一旁的瓦尔特还以为杰帕德在试探列车组的想法,索性坦然道。

“杰帕德先生,我和我的同伴行于开拓,必定要将寰宇的一切带给陌生世界。”

“因此,理想国的建立对我们来说是件好事,您不必担心我们会对理想国不利。”

瓦尔特的语气很诚恳,但杰帕德却一句都没听进去。

此刻的他,心底完全被恐惧填满。

是了……理想国本就是无视原本规则的产物……

他早就在提醒我了……

提醒我打碎那个吉他……

可……

为什么会变成这样?

他到底经历了什么?

杰帕德有些瑟缩地看向丹恒,还是想确认自己的想法,

“丹恒……兄弟……”

“你们见到花火了吗?”

“就是一直陪在牧身边的那个女人。”

丹恒没有犹豫,点了点头:“见到过,和牧先生战斗时,他曾亲口喊出花火的名字。
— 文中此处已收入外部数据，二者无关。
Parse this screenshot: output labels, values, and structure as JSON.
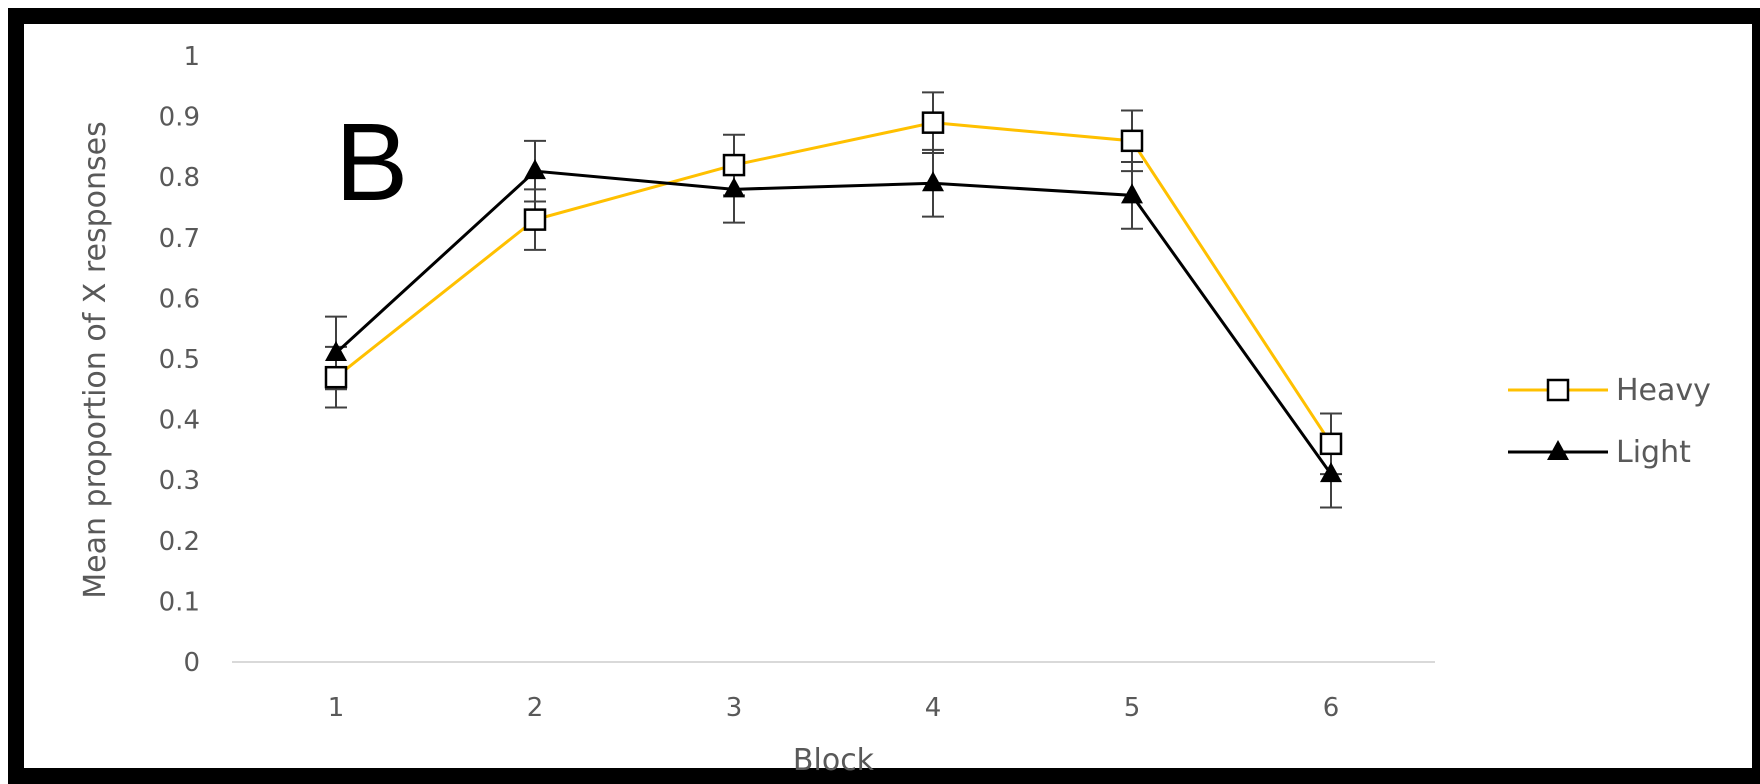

”

“那她还是处子之身吗?”杰帕德身形颤抖着,但眼神却带着希冀。

丹恒&安禾&瓦尔特:“……”

你要不要听听你在说些什么?

合着真就是个精神病呗?

丹恒的强忍着掉头就走的冲动,张了张嘴,却发现自己完全回答不了这个问题。

焯!

我他妈哪知道这种事啊?

老杨同样眼神诡异的看向杰帕德,一时间无言以对。

安禾却向前一步,嘴角露出一丝坏笑:“嚯,三角恋?细说一下呗~”

可紧接着,她的脸色瞬间涨红,羞愤道,“闭嘴!”

“切,有啥不能说的,不就是那点儿事儿嘛,咱俩不是天天……”

“啊啊啊啊啊啊啊啊!!!小恶魔!!!”

安禾恼羞成怒。

她一怒之下,怒了一下。

随即,直接将身体的控制权给了小恶魔,自己的意识跑到灵魂角落里装死。

“嘿~”

小恶魔可不管那些有的没的,直接走到杰帕德身边,小手搭在了他的肩膀,神色揶揄,

“喜欢自己的兄弟的女人?”

“啧啧啧,真是扭曲的恋爱观。”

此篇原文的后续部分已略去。